The totality of the evidence weighs heavily towards a finding that the parties draw companionship and emotional support from each other and from their relationship. Taken with evidence of the duration of the parties’ relationship, and the length of time the parties have lived together, the Tribunal is satisfied that the parties have a commitment to a shared life as a married couple to the exclusion of all others.
CONCLUSION
On the basis of the above the Tribunal is satisfied that the requirements of s.5F(2) are met at the time the visa application was made and at the time of this decision. The parties’ relationship is genuine and continuing, they have a commitment to a shared life as a married couple to the exclusion of all others, and they do not live separately and apart on a permanent basis.
Therefore the visa applicant meets cl.309.211 and cl.309.221.
Given the findings above, the appropriate course is to remit the application for the visa to the Minister to consider the remaining criteria for a Subclass 309 visa.
DECISION
The Tribunal remits the application for a Partner (Provisional) (Class UF) visa for reconsideration, with the direction that the visa applicant meets the following criteria for a Subclass 309 (Partner (Provisional)) visa:
·cl.309.211 of Schedule 2 to the Regulations; and
·cl.309.221 of Schedule 2 to the Regulations.
David Crawshay
MemberATTACHMENT - Extract from Migration Regulations 1994
1.15ASpouse
(1)For subsection 5F (3) of the Act, this regulation sets out arrangements for the purpose of determining whether 1 or more of the conditions in paragraphs 5F (2) (a), (b), (c) and (d) of the Act exist.
(2)If the Minister is considering an application for:
(a)a Partner (Migrant) (Class BC) visa; or
(b)a Partner (Provisional) (Class UF) visa; or
(c)a Partner (Residence) (Class BS) visa; or
(d)a Partner (Temporary) (Class UK) visa;
the Minister must consider all of the circumstances of the relationship, including the matters set out in subregulation (3).

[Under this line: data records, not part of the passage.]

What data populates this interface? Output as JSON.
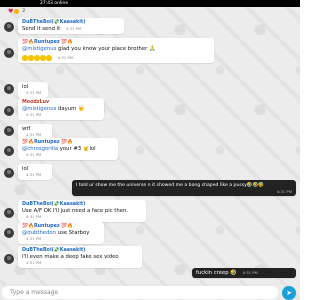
{
  "status_bar": {
    "online_text": "27:43 online"
  },
  "reactions": {
    "count": "2"
  },
  "messages": [
    {
      "sender": "DuBTheBoi(💸Kaasakit)",
      "text": "Send it send it",
      "time": "4:31 PM"
    },
    {
      "sender": "💯🔥Runtupez 💯🔥",
      "mention": "@mistigenus",
      "text": " glad you know your place brother 🙏",
      "time": "4:31 PM"
    },
    {
      "text": "lol",
      "time": "4:31 PM"
    },
    {
      "sender": "MoodzLuv",
      "mention": "@mistigenus",
      "text": " dayum 🤟",
      "time": "4:31 PM"
    },
    {
      "text": "wtf",
      "time": "4:31 PM"
    },
    {
      "sender": "💯🔥Runtupez 💯🔥",
      "mention": "@chrosgorilla",
      "text": " your #3 🤘lol",
      "time": "4:31 PM"
    },
    {
      "text": "lol",
      "time": "4:31 PM"
    },
    {
      "text": "I told ur show me the universe n it showed me a bong shaped like a pussy🤣🤣🤣",
      "time": "4:31 PM"
    },
    {
      "sender": "DuBTheBoi(💸Kaasakit)",
      "text": "Use A/F OK I'll just need a face pic then.",
      "time": "4:31 PM"
    },
    {
      "sender": "💯🔥Runtupez 💯🔥",
      "mention": "@dubthedon",
      "text": " use Starboy",
      "time": "4:31 PM"
    },
    {
      "sender": "DuBTheBoi(💸Kaasakit)",
      "text": "I'll even make a deep fake sex video",
      "time": "4:31 PM"
    },
    {
      "text": "fuckin creep 🤣",
      "time": "4:31 PM"
    }
  ],
  "input": {
    "placeholder": "Type a message"
  },
  "colors": {
    "accent": "#1f67c8",
    "send": "#1aa0d8",
    "own_bubble": "#222222"
  }
}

(3)The matters for subregulation (2) are:
(a)the financial aspects of the relationship, including:
(i) any joint ownership of real estate or other major assets; and
(ii) any joint liabilities; and
(iii) the extent of any pooling of financial resources, especially in relation to major financial commitments; and
(iv) whether one person in the relationship owes any legal obligation in respect of the other; and
(v) the basis of any sharing of day‑to‑day household expenses; and
(b)the nature of the household, including:
(i) any joint responsibility for the care and support of children; and
(ii) the living arrangements of the persons; and
(iii) any sharing of the responsibility for housework; and
(c)the social aspects of the relationship, including:
(i) whether the persons represent themselves to other people as being married to each other; and
(ii) the opinion of the persons’ friends and acquaintances about the nature of the relationship; and
(iii) any basis on which the persons plan and undertake joint social activities; and
(d)the nature of the persons’ commitment to each other, including:
(i) the duration of the relationship; and
(ii) the length of time during which the persons have lived together; and
(iii) the degree of companionship and emotional support that the persons draw from each other; and
(iv) whether the persons see the relationship as a long‑term one.
(4)If the Minister is considering an application for a visa of a class other than a class mentioned in subregulation (2), the Minister may consider any of the circumstances mentioned in subregulation (3).